针对我们的情况,我们可以使用如下的架构来对它进行处理:
我们可以使用 file input 配合 multiline,然后把数据传入到 csv, mutate, 及 Grok 这样的过滤器来进行处理。
首先,我们创建一个叫做 logstash_csv.conf 文件
logstash_csv.conf
input {
# Read the csv file. also use the multiline codec, everything that does not start with S or INV- is part of the prior line due to addresses having line breaks
file {
start_position => "beginning"
path => "/Users/liuxg/data/logstash_multiline/multline.csv"

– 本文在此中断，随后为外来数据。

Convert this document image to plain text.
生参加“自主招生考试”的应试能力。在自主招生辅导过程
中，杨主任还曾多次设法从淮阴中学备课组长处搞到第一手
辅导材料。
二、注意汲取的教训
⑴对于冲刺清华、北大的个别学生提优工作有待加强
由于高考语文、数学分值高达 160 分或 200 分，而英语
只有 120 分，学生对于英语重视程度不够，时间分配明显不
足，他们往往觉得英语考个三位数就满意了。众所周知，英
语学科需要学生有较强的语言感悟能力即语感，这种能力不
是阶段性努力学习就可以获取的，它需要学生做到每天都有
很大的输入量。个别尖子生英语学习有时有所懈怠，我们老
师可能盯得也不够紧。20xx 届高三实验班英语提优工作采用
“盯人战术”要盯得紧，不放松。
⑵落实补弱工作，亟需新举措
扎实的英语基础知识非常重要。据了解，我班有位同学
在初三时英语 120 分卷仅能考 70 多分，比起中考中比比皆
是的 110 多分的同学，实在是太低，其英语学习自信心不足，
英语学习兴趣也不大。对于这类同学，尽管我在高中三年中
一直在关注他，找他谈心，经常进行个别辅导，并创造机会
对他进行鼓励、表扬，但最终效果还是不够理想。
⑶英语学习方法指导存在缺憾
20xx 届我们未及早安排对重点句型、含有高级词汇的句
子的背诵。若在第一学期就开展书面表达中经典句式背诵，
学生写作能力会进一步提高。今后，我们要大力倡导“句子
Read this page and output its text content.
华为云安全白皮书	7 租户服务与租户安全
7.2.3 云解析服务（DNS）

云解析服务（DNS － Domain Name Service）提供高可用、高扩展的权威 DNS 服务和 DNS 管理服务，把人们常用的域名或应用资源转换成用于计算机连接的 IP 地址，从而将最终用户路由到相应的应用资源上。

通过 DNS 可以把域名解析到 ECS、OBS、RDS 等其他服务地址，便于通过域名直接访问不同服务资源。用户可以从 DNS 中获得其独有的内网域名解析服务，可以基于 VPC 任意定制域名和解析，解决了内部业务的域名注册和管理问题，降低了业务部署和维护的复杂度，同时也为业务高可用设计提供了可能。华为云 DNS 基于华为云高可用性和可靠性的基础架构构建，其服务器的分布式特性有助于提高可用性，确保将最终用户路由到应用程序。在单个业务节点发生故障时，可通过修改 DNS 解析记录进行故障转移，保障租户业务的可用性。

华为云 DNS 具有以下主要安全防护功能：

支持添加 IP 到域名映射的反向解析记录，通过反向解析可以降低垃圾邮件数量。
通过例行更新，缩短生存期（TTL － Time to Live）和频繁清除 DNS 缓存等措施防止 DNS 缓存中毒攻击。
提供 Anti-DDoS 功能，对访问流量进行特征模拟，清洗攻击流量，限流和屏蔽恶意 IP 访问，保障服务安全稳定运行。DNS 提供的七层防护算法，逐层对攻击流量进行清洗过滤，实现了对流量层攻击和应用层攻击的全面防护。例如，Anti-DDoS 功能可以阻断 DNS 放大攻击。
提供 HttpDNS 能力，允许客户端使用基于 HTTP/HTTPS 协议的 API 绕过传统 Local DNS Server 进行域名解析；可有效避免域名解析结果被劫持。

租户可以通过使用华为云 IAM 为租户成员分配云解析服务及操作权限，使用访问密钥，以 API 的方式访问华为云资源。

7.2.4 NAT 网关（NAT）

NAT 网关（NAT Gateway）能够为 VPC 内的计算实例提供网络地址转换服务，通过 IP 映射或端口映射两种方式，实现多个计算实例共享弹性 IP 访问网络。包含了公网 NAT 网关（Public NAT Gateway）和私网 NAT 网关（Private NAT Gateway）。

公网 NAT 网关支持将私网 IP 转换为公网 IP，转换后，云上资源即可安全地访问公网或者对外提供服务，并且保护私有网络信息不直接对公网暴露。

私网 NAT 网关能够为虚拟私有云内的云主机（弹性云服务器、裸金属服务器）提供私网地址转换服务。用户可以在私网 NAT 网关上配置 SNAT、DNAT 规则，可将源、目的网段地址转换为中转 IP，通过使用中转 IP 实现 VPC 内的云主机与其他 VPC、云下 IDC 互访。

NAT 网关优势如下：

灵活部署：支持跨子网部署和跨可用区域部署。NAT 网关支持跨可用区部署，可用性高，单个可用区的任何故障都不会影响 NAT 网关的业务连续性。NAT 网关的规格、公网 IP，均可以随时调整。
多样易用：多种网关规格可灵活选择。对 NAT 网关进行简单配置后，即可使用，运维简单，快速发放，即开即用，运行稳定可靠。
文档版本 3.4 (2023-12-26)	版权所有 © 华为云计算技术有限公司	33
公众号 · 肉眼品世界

sincedb_path => "/dev/null"
codec => multiline {
pattern => "^(S|INV-)[0-9][0-9]"
negate => "true"
what => "previous"
}
}
}
output {
stdout {
codec => rubydebug
}
}
在上面,我们使用 file 把指定位置的 multilne.csv 读入进来。我们使用了如下的 codec:
codec => multiline {
pattern => "^(S|INV-)[0-9][0-9]"
negate => "true"
what => "previous"
}
它首先匹配以 S 或 INV- 为开头的行,紧接着 S 或 INV- 后面接0-9之中的两个数字。negate 为 true 表示没有匹配的行需要添加到 previous (前面)已经匹配的行里从而组成一个文档。如果你对这个还不是很理解的话,请参阅之前在 “Beats:使用 Filebeat 传送多行日志” 中的描述。
我们使用 Logstash 运行上面的配置文件:
sudo ./bin/logstash -f logstash_csv.conf
那么输出的结果为:
我们看到文档虽然一个文档被分为三行,但是它们还是被正确地识别为一个文档。在文档中,我们看见有 \n 字符出现。在接下来的处理中,我们需要把这个字符去掉。
我们接下来使用 csv 过滤器来进行处理:
logstash_csv.conf
input {
# Read the csv file. also use the multiline codec, everything that does not start with S or INV- is part of the prior line due to addresses having line breaks
file {
start_position => "beginning"
path => "/Users/liuxg/data/logstash_multiline/multline.csv"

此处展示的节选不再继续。